The technocrat says, "There's only one rational answer. If you disagree, you're irrational." The populist says, "There's only one authentic will of the people. If you disagree with us, you reveal yourself to be a traitor."

And everything that should happen in between — which, I think, is normal democracy when people disagree, but there's a sense of choices and trade-offs — is likely to disappear if politics becomes about these extremes. I think this is something we've clearly seen in the context of the euro crisis in Europe. I think it's a distinct temptation for some people in the U.S. Think about the tendency now among some anti-Trumpists to say, "Look, whatever these people are saying, it's obviously always a lie. We never have to listen. We have rational policy and we have the truth."

As you know, you can’t open certain websites these days without something popping out at you saying, "If you care about the truth, subscribe today. And by the way, the truth is 40 percent cheaper today.” I think this is a very dangerous path to go down.

Similarly, people point to Macron as a potential savior of Europe from populism. I think he's admirable in many ways. But the danger I see with him and his rhetoric is that it's the second coming of the third way. He is the reasonable center people from the Left and the Right can join; if you reject him you stand at the crazy extremes. This rhetoric works very well, given how French politics look today.

OR: Democracy has long been criticized as producing a civic life lacking in meaning. Do you think there's any truth in these criticisms?

Müller: Everybody is free to advance that kind of criticism of our version of consumer capitalism, about how it might re-shape our individual psyches and souls in undesirable ways. There's a lot to be said there, so I would not want to be seen as somebody who casually dismisses it.

But that is a little bit different from a position that says politics is there to provide us with collective meaning. I don't see any majorities anywhere agreeing on this point: that states should be put into a position to use their means of coercion to enforce highly partisan and controversial understandings of what human life is ultimately about.

In essence, I would just make a distinction between normal criticisms of the current age and the desire to go back to an allegedly golden age when politics itself was a primary source of meaning that could be collectively enforced on people.

That's a deeply illiberal — and I would even say deeply undemocratic — intuition.

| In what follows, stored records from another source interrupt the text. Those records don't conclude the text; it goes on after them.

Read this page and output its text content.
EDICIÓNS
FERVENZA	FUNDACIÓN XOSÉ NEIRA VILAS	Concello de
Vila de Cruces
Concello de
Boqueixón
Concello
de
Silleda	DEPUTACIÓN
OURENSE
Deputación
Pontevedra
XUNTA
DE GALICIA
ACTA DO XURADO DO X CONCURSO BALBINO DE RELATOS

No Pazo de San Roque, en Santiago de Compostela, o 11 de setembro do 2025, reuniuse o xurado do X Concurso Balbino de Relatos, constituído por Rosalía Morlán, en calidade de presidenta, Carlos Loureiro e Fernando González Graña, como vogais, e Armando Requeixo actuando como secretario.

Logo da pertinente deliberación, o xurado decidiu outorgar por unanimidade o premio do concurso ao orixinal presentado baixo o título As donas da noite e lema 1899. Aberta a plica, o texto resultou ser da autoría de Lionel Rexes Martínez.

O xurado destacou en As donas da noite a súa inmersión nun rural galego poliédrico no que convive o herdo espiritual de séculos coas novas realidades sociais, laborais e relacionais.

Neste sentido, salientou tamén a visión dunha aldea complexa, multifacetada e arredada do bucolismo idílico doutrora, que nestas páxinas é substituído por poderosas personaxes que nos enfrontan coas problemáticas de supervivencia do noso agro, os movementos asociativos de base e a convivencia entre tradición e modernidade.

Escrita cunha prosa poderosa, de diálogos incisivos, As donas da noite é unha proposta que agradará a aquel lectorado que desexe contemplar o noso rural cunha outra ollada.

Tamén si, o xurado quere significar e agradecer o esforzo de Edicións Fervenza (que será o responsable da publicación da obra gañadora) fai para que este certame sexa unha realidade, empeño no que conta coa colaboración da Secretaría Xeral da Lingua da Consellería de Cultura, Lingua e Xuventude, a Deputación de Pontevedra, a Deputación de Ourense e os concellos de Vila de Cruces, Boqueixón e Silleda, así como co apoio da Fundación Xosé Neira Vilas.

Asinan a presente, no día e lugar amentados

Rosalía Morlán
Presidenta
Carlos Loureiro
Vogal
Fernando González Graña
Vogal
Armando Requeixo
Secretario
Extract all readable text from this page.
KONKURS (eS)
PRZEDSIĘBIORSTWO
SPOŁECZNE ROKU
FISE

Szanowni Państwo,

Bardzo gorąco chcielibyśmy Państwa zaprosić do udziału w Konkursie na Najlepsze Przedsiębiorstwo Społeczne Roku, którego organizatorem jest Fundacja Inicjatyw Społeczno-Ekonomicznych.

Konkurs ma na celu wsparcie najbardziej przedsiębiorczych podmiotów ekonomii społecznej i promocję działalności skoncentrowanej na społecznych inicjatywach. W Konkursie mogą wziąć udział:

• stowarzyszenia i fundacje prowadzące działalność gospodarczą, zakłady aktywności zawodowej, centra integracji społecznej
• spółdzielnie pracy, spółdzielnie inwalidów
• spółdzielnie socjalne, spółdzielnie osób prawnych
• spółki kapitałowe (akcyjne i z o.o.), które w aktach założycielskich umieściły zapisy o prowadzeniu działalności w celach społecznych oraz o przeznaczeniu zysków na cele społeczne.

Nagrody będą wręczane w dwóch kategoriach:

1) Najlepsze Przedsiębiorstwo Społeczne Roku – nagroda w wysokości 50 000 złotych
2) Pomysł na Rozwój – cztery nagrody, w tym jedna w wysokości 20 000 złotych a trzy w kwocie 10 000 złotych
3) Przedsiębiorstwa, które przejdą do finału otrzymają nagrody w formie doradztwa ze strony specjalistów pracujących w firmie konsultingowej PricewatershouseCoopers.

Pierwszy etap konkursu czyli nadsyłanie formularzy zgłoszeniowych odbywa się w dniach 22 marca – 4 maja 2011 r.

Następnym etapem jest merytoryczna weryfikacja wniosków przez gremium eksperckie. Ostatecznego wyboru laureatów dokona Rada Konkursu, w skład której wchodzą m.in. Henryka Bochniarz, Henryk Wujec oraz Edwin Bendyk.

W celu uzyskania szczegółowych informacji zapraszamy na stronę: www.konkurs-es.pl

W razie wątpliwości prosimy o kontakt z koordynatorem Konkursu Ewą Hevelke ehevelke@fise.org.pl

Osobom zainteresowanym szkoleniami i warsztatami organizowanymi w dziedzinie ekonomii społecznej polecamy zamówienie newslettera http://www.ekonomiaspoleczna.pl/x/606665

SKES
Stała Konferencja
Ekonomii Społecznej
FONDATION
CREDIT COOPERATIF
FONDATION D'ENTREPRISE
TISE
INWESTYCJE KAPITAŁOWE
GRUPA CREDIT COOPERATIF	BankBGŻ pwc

OR: You state in your book that the use of reason is a basic duty in democracy. Why do you see that as an imperative?

Müller: My understanding of what that means is that we have to strengthen the idea that we're thrown together with people that we sometimes deeply disagree with, people that on some level we might not be inclined to respect in certain regards — and yet we have to find fair ways of living together.  This is what the political philosopher John Rawls referred to as being reasonable.

Now, it's very nice for professors to pronounce about these things from on high. At the same time, it is also too quick to simply say that the U.S. — or any other country — is too polarized for this kind of reasonable pluralism.

I think what is not necessarily factored in — and why this appeal to fairness is not merely a pious hope — is that we've discovered polarization can be big business.

Right-wing talk radio hosts can make millions by dividing people. But to then take division as an unchangeable reality on the ground — that in benighted Flyover Country, everybody thinks day and night about nothing other than the disrespect they get from coastal elites — as opposed to a reality that people are told day and night that this is the case, is deeply mistaken. Elites are more polarized — and polarizing — than citizens generally.

So we should think about our media ecology and the quality of our public sphere in such a way that the “division business” or “polarization business” isn't quite as strong as it has been over the last couple of decades.